Probability of independent events within a specified window So I have an event that can occur on a daily basis with probabilty 1%. There is no dependence between days. Now I can calculate the probabality of the event occuring X times in Y days:
  COMBIN(Y,X) * (0.01 ^ X) * [0.99 ^ (Y - X)]

where COMBIN() is the number of combinations for X in Y. Now what I'd like to calculate is the probablity of X events in any Y window for the last Z days, e.g what is the probability of 5 events occuring in at least one 30 day window during the last 10 years.
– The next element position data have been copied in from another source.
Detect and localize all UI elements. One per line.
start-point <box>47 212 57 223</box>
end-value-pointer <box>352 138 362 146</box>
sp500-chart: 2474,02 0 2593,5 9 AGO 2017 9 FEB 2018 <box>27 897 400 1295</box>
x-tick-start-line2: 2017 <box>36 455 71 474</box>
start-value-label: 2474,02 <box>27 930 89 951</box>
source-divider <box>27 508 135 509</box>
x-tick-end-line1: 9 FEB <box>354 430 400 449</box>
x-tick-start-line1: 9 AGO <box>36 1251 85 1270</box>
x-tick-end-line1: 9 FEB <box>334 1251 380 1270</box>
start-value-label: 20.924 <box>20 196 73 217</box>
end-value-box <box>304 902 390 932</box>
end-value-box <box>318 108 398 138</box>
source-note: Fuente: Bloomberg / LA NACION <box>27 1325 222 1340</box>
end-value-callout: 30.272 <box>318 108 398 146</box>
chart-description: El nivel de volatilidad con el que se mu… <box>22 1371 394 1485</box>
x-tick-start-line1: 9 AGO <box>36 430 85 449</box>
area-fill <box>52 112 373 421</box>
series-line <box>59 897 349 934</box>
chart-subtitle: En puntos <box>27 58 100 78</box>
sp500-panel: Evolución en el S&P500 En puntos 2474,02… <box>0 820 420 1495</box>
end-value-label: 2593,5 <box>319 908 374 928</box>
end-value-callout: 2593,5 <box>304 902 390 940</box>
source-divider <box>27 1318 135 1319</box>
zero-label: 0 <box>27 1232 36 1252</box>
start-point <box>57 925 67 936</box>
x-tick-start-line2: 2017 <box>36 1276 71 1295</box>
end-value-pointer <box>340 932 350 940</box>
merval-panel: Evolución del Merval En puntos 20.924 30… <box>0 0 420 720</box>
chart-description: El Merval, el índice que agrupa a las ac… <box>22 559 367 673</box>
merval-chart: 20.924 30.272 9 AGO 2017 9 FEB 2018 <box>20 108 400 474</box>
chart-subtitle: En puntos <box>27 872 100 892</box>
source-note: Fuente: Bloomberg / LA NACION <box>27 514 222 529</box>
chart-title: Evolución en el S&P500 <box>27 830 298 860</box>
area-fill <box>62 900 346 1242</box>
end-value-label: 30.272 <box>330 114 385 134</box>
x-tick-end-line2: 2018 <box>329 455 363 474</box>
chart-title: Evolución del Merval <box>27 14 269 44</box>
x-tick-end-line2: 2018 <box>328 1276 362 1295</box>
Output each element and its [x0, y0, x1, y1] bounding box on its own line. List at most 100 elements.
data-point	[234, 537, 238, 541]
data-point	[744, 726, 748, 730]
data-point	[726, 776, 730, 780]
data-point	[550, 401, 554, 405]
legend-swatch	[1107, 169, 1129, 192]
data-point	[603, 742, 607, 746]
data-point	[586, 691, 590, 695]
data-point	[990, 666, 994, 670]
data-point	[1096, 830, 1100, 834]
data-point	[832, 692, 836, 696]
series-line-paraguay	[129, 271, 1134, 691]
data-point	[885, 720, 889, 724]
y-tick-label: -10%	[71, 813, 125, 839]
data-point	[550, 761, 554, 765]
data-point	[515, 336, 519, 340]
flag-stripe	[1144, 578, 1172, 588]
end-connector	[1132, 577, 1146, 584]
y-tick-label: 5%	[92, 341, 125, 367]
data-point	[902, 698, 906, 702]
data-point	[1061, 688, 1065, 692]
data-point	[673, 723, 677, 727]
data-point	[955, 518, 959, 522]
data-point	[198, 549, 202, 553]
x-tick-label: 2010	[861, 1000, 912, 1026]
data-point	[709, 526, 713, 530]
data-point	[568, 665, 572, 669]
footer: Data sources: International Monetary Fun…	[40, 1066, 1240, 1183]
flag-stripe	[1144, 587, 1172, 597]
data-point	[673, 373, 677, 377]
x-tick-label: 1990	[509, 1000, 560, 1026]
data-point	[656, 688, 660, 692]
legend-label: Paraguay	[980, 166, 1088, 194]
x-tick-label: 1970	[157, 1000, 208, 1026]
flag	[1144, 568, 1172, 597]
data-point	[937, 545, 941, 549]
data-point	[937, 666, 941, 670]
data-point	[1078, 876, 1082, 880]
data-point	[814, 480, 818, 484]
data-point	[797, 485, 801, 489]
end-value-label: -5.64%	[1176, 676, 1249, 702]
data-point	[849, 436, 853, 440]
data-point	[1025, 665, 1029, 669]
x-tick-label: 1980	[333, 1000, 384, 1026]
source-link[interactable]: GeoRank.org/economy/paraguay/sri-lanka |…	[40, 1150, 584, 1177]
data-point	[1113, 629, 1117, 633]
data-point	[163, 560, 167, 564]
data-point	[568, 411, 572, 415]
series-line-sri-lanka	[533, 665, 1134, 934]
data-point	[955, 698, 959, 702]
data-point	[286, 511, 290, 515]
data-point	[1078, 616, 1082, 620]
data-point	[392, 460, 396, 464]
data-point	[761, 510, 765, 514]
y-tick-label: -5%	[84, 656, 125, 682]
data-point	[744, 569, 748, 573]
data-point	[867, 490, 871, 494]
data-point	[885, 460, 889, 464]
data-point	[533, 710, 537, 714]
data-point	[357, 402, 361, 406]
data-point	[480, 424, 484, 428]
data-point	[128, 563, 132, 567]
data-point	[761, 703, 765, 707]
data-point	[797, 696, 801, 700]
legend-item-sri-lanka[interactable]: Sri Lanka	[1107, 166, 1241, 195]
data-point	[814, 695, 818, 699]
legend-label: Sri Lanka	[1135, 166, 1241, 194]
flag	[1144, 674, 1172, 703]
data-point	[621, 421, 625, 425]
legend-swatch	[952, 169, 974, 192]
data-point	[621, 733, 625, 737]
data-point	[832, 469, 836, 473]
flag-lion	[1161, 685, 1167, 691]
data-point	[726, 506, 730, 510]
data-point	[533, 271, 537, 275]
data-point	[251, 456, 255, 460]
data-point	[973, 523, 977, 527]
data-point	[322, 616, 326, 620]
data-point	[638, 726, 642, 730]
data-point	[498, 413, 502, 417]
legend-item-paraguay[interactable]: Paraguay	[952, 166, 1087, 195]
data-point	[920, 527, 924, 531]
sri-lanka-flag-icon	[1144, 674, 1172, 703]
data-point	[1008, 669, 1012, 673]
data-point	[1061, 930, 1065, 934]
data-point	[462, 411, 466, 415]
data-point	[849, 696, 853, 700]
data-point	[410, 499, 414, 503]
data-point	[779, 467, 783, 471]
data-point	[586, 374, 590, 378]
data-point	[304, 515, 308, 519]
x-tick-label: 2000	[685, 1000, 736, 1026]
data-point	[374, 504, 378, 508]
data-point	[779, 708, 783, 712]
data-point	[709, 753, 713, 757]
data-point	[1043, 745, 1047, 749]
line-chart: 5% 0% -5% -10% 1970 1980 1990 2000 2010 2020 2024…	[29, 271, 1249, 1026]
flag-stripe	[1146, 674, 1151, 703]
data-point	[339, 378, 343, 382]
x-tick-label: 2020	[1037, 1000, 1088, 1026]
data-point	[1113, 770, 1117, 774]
Any assistance much appreciated.
Thanks  
Note: Original question edited to add "at least" qualifier per MansT suggestion below.
 A: If the days are truly independent as you say then let us denote an event A as X events in any Y day period and denote P(A), the probability of X events in Y days:
P(A) = COMBIN(Y,X) * (0.01 ^ X) * [0.99 ^ (Y - X)]
This is true for any Y day window provided the probability of an event occurring is not time dependent.
Then you can apply the Binomial probability again to the event A.  We have to be careful because now the event A is not independent for overlapping windows, i.e. for a window of length 10, the probability of event A on days 1-10 is not independent of days 2-11.  Thus the following is assuming non-overlapping windows to ensure independence.  Now,  because you want the probability of at least one non-overlapping window having an event, it is easier to do:
1 - P(no overlapping windows satisfying event A).
Let n be the number of non-overlapping windows of size Y in time period Z.  Then the probability of X events in a non-overlapping window of size Y over a time period Z is:

1 - COMBIN(n,0) * P(A)^0 * [1-P(A)]^(Y-0)
= 1 - n * [1-P(A)]^Y